A lo sucedido en el estallido social en todo nuestro territorio nacional, la ineptitud del actual gobierno como han señalado los articuladores sociales, e incluso el uso desmedido de la aplicación de la fuerza pública, con nociones evidentes de violación a los Derechos Humanos como ha sido calificada por algunos organismos -pese a que no todos fueron enfáticos-  como Human Right Watch, Amnistía Internacional o la propia delegación en esta materia de ONU, son muestras que ha sido un conflicto fuerte, con desmanes, saqueos, irrupción de bandas de narcotraficantes, pero por sobre todo millones de chilenos descontentos con el modelo actual.

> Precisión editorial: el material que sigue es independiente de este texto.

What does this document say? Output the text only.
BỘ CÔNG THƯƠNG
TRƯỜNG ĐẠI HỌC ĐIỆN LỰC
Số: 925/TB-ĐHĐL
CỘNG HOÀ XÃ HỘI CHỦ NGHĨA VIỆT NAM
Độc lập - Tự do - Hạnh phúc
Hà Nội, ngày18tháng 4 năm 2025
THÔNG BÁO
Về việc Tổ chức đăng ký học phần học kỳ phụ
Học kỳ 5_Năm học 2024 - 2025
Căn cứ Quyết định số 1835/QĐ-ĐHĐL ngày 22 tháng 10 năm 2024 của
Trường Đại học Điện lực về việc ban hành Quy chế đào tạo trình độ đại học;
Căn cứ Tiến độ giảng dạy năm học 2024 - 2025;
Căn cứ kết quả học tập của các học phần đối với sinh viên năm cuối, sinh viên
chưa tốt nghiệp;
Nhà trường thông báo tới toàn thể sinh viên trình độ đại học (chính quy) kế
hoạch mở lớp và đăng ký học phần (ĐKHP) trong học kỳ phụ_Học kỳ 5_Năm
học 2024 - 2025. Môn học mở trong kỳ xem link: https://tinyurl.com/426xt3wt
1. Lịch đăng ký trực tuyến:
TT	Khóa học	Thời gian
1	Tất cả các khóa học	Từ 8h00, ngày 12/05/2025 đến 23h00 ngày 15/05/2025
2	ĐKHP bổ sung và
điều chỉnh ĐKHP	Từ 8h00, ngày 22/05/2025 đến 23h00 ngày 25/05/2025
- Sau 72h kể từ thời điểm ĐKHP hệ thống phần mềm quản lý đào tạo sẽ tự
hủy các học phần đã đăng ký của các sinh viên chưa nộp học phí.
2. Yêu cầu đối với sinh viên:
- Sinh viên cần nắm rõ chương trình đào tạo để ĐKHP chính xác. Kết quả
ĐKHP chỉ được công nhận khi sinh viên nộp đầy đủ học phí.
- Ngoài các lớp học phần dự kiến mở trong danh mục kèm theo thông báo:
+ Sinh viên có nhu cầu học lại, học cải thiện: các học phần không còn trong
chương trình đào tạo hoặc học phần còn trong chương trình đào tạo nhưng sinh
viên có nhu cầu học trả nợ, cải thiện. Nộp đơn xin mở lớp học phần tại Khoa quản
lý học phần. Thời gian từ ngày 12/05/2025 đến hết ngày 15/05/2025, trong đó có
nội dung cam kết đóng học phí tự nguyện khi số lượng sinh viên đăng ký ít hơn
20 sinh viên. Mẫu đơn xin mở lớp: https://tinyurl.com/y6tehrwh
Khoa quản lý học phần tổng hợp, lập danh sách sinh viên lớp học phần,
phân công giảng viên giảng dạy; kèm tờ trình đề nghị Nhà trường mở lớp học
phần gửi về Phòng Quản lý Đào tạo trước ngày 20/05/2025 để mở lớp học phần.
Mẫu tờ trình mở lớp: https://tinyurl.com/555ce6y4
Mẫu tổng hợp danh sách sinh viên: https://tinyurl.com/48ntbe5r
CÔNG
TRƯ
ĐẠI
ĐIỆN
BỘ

La Plaza Baquedano, Plaza Italia u hoy rebautizada socialmente como la «Plaza de la Dignidad», ha sido testigo de concentraciones permanentes y multitudinarias desde el inicio del conflicto, siendo punto de encuentro en la llegada de esta nueva década.

Indicar que se está avanzando, no tan rápido ni tan sustancialmente como se requiere. Ya tendremos en abril la oportunidad histórica de derrotar la Constitución de 1980 y tener constituyentes 100% elegidos que redacten el proyecto de una nueva Carta Fundamental para el país. (Finalmente, fue en octubre 25, 2020).

Es nuestra oportunidad de formular y pensar el Chile que queremos, el que queremos heredar a nuestros futuros compatriotas. Es nuestra obligación no fallarles y concretar una nueva Constitución, nacida en democracia para su plenitud y consolidación.